Difference Between Honeybees and Wasps
Honeybees and wasps belong to the same insect order — Hymenoptera. Ants belong to this order too, so they are related to bees and wasps. There are more than 100,000 species in this order and more than 15,000 in North America.
A few bees and wasps do not sting. However, many of the species that come near homes and businesses do sting. For many people, a bee or wasp sting hurts for a few minutes. However, for some people, these stings cause a serious allergic reaction. A few people die from these stings each year.
Wasps have a straight needle-like stinger. They can sting over and over. Honeybees have a barbed stinger. The stinger and the venom sac stay in the skin of the victim. The honeybee can only sting once, but the stinger keeps injecting venom until it is removed.
Scientists identify bees and wasps by examining parts of their bodies under a magnifying glass or a microscope. A casual observer can make a good guess based on their general appearance. Most bees, including honeybees, seem to have “fuzzy” or “hairy” bodies. Wasps seem to have smooth bodies without much hair.

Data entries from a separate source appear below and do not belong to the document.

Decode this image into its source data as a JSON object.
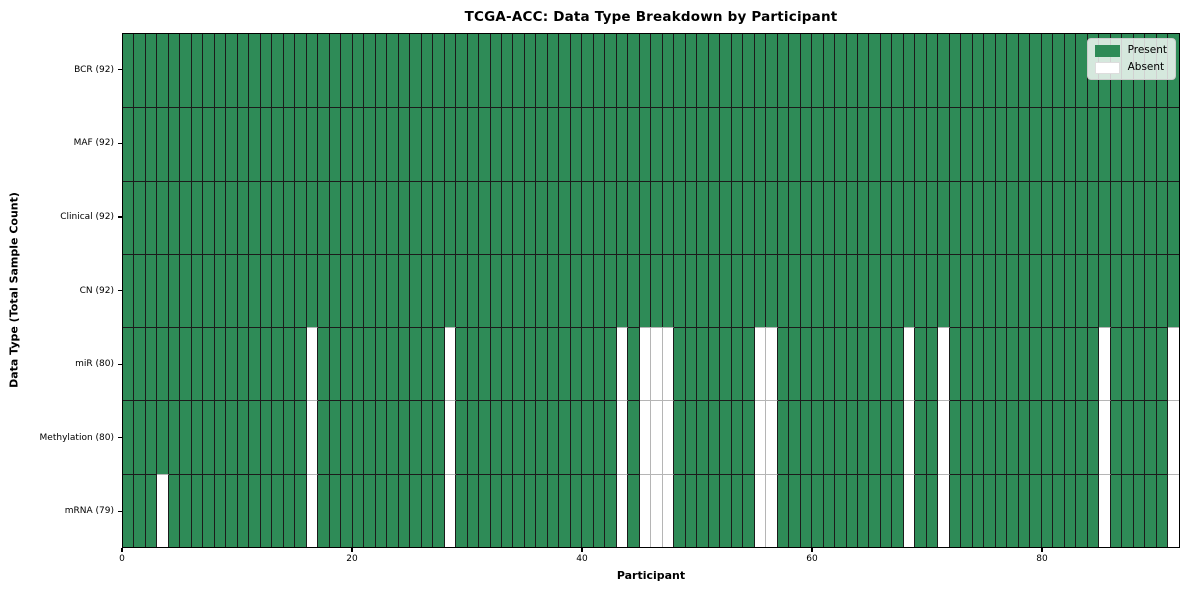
{
  "chart_data": {
    "type": "heatmap",
    "title": "TCGA-ACC: Data Type Breakdown by Participant",
    "xlabel": "Participant",
    "ylabel": "Data Type (Total Sample Count)",
    "x_ticks": [
      0,
      20,
      40,
      60,
      80
    ],
    "x_range": [
      0,
      92
    ],
    "n_participants": 92,
    "grid": true,
    "legend_position": "upper right",
    "legend": [
      {
        "label": "Present",
        "color": "#2e8b57"
      },
      {
        "label": "Absent",
        "color": "#ffffff"
      }
    ],
    "colors": {
      "present": "#2e8b57",
      "absent": "#ffffff",
      "grid_dark": "#1b1b1b",
      "grid_light": "#b5b5b5"
    },
    "rows": [
      {
        "label": "BCR (92)",
        "total": 92,
        "absent": []
      },
      {
        "label": "MAF (92)",
        "total": 92,
        "absent": []
      },
      {
        "label": "Clinical (92)",
        "total": 92,
        "absent": []
      },
      {
        "label": "CN (92)",
        "total": 92,
        "absent": []
      },
      {
        "label": "miR (80)",
        "total": 80,
        "absent": [
          16,
          28,
          43,
          45,
          46,
          47,
          55,
          56,
          68,
          71,
          85,
          91
        ]
      },
      {
        "label": "Methylation (80)",
        "total": 80,
        "absent": [
          16,
          28,
          43,
          45,
          46,
          47,
          55,
          56,
          68,
          71,
          85,
          91
        ]
      },
      {
        "label": "mRNA (79)",
        "total": 79,
        "absent": [
          3,
          16,
          28,
          43,
          45,
          46,
          47,
          55,
          56,
          68,
          71,
          85,
          91
        ]
      }
    ]
  }
}
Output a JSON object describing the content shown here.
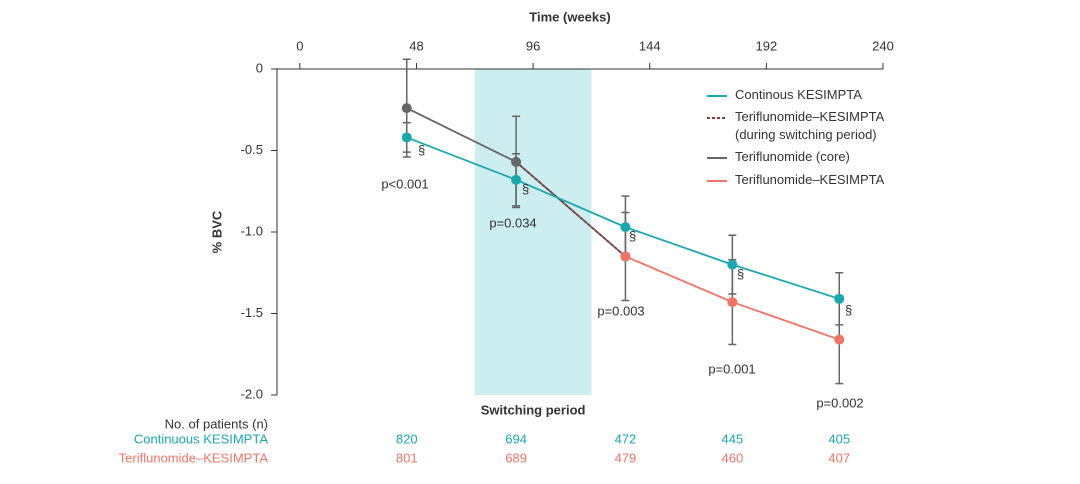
{
  "chart_data": {
    "type": "line",
    "xlabel": "Time (weeks)",
    "ylabel": "% BVC",
    "xlim": [
      -9.4,
      240
    ],
    "xticks": [
      0,
      48,
      96,
      144,
      192,
      240
    ],
    "ylim": [
      0,
      -2.0
    ],
    "yticks": [
      0,
      -0.5,
      {
        "value": -1.0,
        "label": "-1.0"
      },
      -1.5,
      {
        "value": -2.0,
        "label": "-2.0"
      }
    ],
    "shaded_region": {
      "xlim": [
        72,
        120
      ],
      "label": "Switching period",
      "color": "#cdeef0"
    },
    "series": [
      {
        "name": "Teriflunomide (core)",
        "color": "#666666",
        "x": [
          44,
          89,
          134
        ],
        "values": [
          -0.24,
          -0.57,
          -1.15
        ],
        "errors": [
          0.3,
          0.28,
          null
        ]
      },
      {
        "name": "Teriflunomide–KESIMPTA\n(during switching period)",
        "color": "#8b3a3a",
        "dashed": true,
        "x": [
          89,
          134
        ],
        "values": [
          -0.57,
          -1.15
        ]
      },
      {
        "name": "Continous KESIMPTA",
        "color": "#1aa8b0",
        "x": [
          44,
          89,
          134,
          178,
          222
        ],
        "values": [
          -0.42,
          -0.68,
          -0.97,
          -1.2,
          -1.41
        ],
        "errors": [
          0.09,
          0.16,
          0.19,
          0.18,
          0.16
        ]
      },
      {
        "name": "Teriflunomide–KESIMPTA",
        "color": "#f07466",
        "x": [
          134,
          178,
          222
        ],
        "values": [
          -1.15,
          -1.43,
          -1.66
        ],
        "errors": [
          0.27,
          0.26,
          0.27
        ]
      }
    ],
    "legend_order": [
      2,
      1,
      0,
      3
    ],
    "significance_symbol": "§",
    "p_values": [
      "p<0.001",
      "p=0.034",
      "p=0.003",
      "p=0.001",
      "p=0.002"
    ],
    "patients_table": {
      "title": "No. of patients (n)",
      "rows": [
        {
          "name": "Continuous KESIMPTA",
          "color": "#1aa8b0",
          "values": [
            820,
            694,
            472,
            445,
            405
          ]
        },
        {
          "name": "Teriflunomide–KESIMPTA",
          "color": "#f07466",
          "values": [
            801,
            689,
            479,
            460,
            407
          ]
        }
      ]
    }
  }
}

The kind of hair that they have makes bees and wasps look different. Wasps actually have slender, straight hairs on their bodies. Bees have hairs that resemble plumes or feathers. Each hair on a bee’s body has several branches. The shape of the hair makes the bee’s hairs look thicker and fuller. This gives the bees their “hairy” or “fuzzy” appearance.
Diet is a major difference between bees and wasps. All bees and wasps eat sweets and proteins. The sweets that wasps eat are normally nectar, honeydew, and the juices of fruits.
Honeybees eat some of the nectar that they gather. They also use their honey as a sweet food. They store the honey during the summer and eat it during the winter.
Bees and wasps also use different protein foods. Wasps gather insects and spiders for their protein food. They place an insect in a cell or chamber with an egg. When the egg hatches, the immature wasp will find the insect. The wasp larva eats the insect as it develops.
Bees use pollen as their protein food. Honeybees mix pollen with nectar to make a substance that people call “bee bread”. The workers feed this to the immature bees as they develop. Some people value this “bee bread” because they think it will give them the same level of energy as it gives the bees. Adult bees eat pollen when they emerge from their larva stage. Scientists think that the pollen helps complete the bee’s development.